事前の地質調査によれば、トンネル掘削部分はN値50以上のよく締まった地山であり、坑口部など土被りの小さい部分を除けば通常のNATMで掘削可能だと想定されていた。
 しかし、2004年7月から実際に掘削を開始すると、地山は比較的よく締まっていて一見固く見えるのだが、砂質土であるため粘着力がなく、さらに地下水がトンネル内に浸み出してくるため、掘削とともに切羽(トンネル先端の掘削面付近のこと)の土塊が次々に抜け落ちてくるという状態が続いた。イメージが湧かない人は、前述の貝殻の話を思い出してほしい。昔は貝の住む砂の海底だったところ(約200万年前のことだが、地質の世界ではほんの一昔前)にトンネルを掘っているのである。
 このような地質条件でトンネルを掘るためには、崩落を防ぐための「掘削補助工法」が必要である。トンネルを掘り進んでも地質状況にはほとんど変化が見られず、これまでのところ全区間で「掘削補助工法」を採用している。

トンネル内に出てきた貝殻
切羽の地質状況
トンネル掘削状況

 

新技術の掘削補助工法を駆使

 掘削中の崩落を防ぐために真里谷第4トンネルで採用している掘削補助工法は以下のとおりである。 
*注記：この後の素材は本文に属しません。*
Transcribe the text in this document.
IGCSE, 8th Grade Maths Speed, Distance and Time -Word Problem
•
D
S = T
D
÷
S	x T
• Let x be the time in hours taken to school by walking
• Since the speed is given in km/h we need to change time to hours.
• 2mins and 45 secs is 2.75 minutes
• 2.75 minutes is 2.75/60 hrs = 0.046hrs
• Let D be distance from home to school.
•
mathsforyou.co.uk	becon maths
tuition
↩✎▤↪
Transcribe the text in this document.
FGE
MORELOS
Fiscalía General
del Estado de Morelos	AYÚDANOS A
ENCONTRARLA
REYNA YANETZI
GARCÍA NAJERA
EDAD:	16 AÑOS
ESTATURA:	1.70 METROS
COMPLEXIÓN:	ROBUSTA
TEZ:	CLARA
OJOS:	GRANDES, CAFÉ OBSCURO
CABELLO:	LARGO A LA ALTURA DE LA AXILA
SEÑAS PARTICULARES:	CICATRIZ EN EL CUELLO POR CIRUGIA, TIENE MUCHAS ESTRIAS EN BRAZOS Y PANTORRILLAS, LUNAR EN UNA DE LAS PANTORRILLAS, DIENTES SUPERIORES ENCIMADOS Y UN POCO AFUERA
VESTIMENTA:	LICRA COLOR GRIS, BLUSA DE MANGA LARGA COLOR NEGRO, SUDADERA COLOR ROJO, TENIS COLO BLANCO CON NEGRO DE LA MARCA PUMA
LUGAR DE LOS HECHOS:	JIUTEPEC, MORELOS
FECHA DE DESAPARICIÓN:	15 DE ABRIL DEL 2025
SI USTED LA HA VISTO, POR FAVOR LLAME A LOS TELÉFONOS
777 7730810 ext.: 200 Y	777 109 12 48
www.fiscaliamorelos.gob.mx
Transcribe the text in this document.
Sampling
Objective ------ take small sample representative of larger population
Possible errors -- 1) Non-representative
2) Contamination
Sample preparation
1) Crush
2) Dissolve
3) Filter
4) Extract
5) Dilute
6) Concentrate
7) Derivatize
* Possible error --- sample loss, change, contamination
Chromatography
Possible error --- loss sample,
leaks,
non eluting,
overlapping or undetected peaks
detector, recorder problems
  1. 核残し(高さ3m×幅4.5m×奥行き2〜3m程度)
  2. 鏡吹付けコンクリート(標準厚さ5cm)
  3. 分割施工(切羽面を2〜5分割し、掘削・鏡吹付けを繰り返す)
  4. 注入式長尺先受工(FIT工法、水ガラス系注入材)
  5. 鏡ボルト(FIT工法、水ガラス系注入材)
  6. 水抜きボーリング(削孔長L=80m×2本/1回)

 ここで詳しく述べるのは、注入式長尺先受工および鏡ボルトである。これらには新技術であるFIT(FRP Injection Tube)工法を採用している。
 従来の注入式長尺先受工では、鋼管を地山に打ち込んでいたが、FIT工法では鋼管の代わりにGFRPチューブ(グラスファイバー製の中空管)を使用する。従来の鋼管に比べて強度は若干劣るものの、軽量で取り扱いが楽なため施工スピードが上がるとともに、作業員の負担を大幅に軽減することが可能となった。また、鋼管と違って掘削機械で削ることができるので、トンネル掘削断面内に打ち込む鏡ボルトとして使用することが可能である。
 このFIT工法による注入式長尺先受工(26本/回)と鏡ボルト(11本/回)をトンネル掘削8mに1回のペースで繰り返し、トンネル切羽前方の地山を事前に固めながら、慎重にトンネルを掘り進んでいる。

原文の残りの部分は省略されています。